When Wyatt arrives on the edge of the Red River Exhibition Grounds, it’s possible he’s been on the road a bit too long: he’s starting to believe he has the power to influence passing cars with his mind. But this seems comparatively normal alongside the topsy-turvy world in which Wyatt finds himself. A barroom conversation with carnival manager Jonah—a manipulator in John Lennon glasses—persuades Wyatt that the metaphysical answers he seeks can be found at the fair. He’s immediately put to work on the Milk Can Game, learning the art of reeling in a good “tip” (carny slang for a big crowd around the game), while being reeled in himself to the colourful and dangerous cast of the carnival.
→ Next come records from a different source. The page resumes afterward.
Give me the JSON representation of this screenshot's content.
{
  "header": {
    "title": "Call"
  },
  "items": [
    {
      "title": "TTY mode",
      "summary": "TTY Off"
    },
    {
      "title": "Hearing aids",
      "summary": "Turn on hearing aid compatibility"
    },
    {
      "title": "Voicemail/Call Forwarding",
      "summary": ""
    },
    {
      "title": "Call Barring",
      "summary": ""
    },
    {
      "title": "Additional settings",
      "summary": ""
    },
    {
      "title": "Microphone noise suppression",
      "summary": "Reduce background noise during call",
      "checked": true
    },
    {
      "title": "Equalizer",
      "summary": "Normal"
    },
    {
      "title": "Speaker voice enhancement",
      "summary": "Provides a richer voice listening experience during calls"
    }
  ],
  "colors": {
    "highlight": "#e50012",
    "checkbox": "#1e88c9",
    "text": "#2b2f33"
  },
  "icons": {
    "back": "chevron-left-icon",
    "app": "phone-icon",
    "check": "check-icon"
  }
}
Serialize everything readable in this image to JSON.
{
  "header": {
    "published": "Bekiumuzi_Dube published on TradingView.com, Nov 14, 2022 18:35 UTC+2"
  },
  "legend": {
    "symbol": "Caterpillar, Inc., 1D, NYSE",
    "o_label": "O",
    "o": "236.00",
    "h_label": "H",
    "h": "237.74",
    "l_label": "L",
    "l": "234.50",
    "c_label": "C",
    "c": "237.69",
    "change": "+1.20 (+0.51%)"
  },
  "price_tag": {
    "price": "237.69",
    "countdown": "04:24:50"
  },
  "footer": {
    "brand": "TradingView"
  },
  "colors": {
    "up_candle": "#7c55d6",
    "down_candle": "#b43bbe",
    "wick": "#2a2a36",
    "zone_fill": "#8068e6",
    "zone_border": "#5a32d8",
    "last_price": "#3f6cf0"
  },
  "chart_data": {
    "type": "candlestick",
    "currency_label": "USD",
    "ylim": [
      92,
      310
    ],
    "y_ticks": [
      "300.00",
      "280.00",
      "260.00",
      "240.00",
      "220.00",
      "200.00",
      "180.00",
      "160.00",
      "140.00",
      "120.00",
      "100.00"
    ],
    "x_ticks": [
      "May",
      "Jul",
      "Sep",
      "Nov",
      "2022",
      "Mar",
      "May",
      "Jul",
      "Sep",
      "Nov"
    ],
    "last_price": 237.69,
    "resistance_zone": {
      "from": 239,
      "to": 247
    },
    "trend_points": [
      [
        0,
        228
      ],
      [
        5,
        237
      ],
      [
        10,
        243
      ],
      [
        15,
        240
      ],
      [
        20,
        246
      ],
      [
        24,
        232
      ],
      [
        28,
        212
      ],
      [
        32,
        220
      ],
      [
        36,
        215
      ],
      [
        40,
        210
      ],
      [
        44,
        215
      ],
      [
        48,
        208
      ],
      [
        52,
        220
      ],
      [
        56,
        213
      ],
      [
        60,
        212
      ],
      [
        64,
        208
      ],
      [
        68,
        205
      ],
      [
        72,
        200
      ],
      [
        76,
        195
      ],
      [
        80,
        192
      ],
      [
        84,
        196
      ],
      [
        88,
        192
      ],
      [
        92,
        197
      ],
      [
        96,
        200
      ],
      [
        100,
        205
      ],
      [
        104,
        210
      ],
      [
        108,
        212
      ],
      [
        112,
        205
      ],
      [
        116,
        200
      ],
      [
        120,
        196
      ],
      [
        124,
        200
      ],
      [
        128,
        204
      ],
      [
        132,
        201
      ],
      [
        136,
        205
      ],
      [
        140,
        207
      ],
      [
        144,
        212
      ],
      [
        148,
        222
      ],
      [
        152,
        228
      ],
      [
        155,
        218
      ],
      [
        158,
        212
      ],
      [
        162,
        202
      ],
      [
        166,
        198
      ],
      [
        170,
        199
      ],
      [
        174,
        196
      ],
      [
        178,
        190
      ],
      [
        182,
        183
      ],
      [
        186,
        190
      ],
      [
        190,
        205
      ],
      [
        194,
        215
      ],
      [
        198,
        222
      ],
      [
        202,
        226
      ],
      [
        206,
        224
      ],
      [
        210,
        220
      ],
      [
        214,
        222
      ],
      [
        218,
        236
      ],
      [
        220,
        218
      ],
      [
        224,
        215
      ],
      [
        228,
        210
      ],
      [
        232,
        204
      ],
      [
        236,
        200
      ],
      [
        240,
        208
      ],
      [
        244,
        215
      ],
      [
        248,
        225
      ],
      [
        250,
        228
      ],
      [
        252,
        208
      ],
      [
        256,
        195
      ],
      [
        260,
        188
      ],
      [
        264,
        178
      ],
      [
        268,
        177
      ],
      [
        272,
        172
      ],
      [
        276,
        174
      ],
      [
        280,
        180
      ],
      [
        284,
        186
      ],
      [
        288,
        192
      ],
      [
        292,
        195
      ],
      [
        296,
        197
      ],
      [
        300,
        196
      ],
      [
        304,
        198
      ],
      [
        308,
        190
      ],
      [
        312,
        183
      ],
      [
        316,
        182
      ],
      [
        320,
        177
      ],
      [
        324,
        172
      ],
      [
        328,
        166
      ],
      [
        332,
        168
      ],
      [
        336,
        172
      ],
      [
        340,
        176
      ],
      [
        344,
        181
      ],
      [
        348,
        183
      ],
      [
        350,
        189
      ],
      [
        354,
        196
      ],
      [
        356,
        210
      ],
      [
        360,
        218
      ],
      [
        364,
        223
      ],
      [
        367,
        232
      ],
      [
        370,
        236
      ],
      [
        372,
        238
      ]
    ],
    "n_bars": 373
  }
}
His new coworkers include Des, a palm-reading ex-dancer, and Trish, the belle of the Birthday Game. Then there’s immature, people-pleasing Bruce, whose demons make him a plaything for malicious fat-cat carnival owner BillyB. Petr, a vampiric visual artist, joins the circus after a Toronto exhibition of paintings on the theme of harnessing atomic energy: the carnival, someone explains, is an electric, “physical manifestation of the paintings [Petr] was hanging in his show.” Similarly, for manager Jonah, it’s all a metaphor for life itself (“It’s a microcosm, you know? Everything that’s out there, is in here. How it works, who makes it work, where the money goes […] Name it, it’s here.”) Wyatt finds himself sucked into this world of shared dreams and delusions.
As Wyatt’s long days at the Milk Can Game bleed into long nights of flirting, philosophizing, and fighting, the vibe is akin to Hemingway’s roman à clef The Sun Also Rises: a bunch of hot, hard-partying young people vying for sex and social status as they travel aimlessly in a strange and unfamiliar land—but with less bullfighting and more cocaine. Soon, the facade of the fair starts to break down. As Wyatt creates winners and losers by sheer force of will, he witnesses his friends fall prey to higher-stakes manipulations: drugs, sex, money, and false promises. It’s clear that the seduction of the fair can be dangerous, even deadly, and it’s up to Wyatt to either abandon it, or be consumed.

The strengths of the novel are Mason’s lush, layered prose and insider’s familiarity with the rhythms and lingo of the circus—creating poetry from the way you hammer together a ride, or the carny tricks to influence who wins and loses. The novel’s dark themes are offset by fast-moving scenes, witty dialogue, and well-played literary and pop culture references ranging from W.B. Yeats and T.S. Eliot to Dire Straits and Sinead O’Connor. With any creative work based on real life, there’s a difficulty in wrestling actual people and situations into the neat confines of a narrative. The result is a story that can feel messy, with certain scenarios and characters seemingly unresolved. Yet it all somehow coalesces within the wild, chaotic world of the carnival. The result is a compelling, harrowing read: where she stops, nobody knows.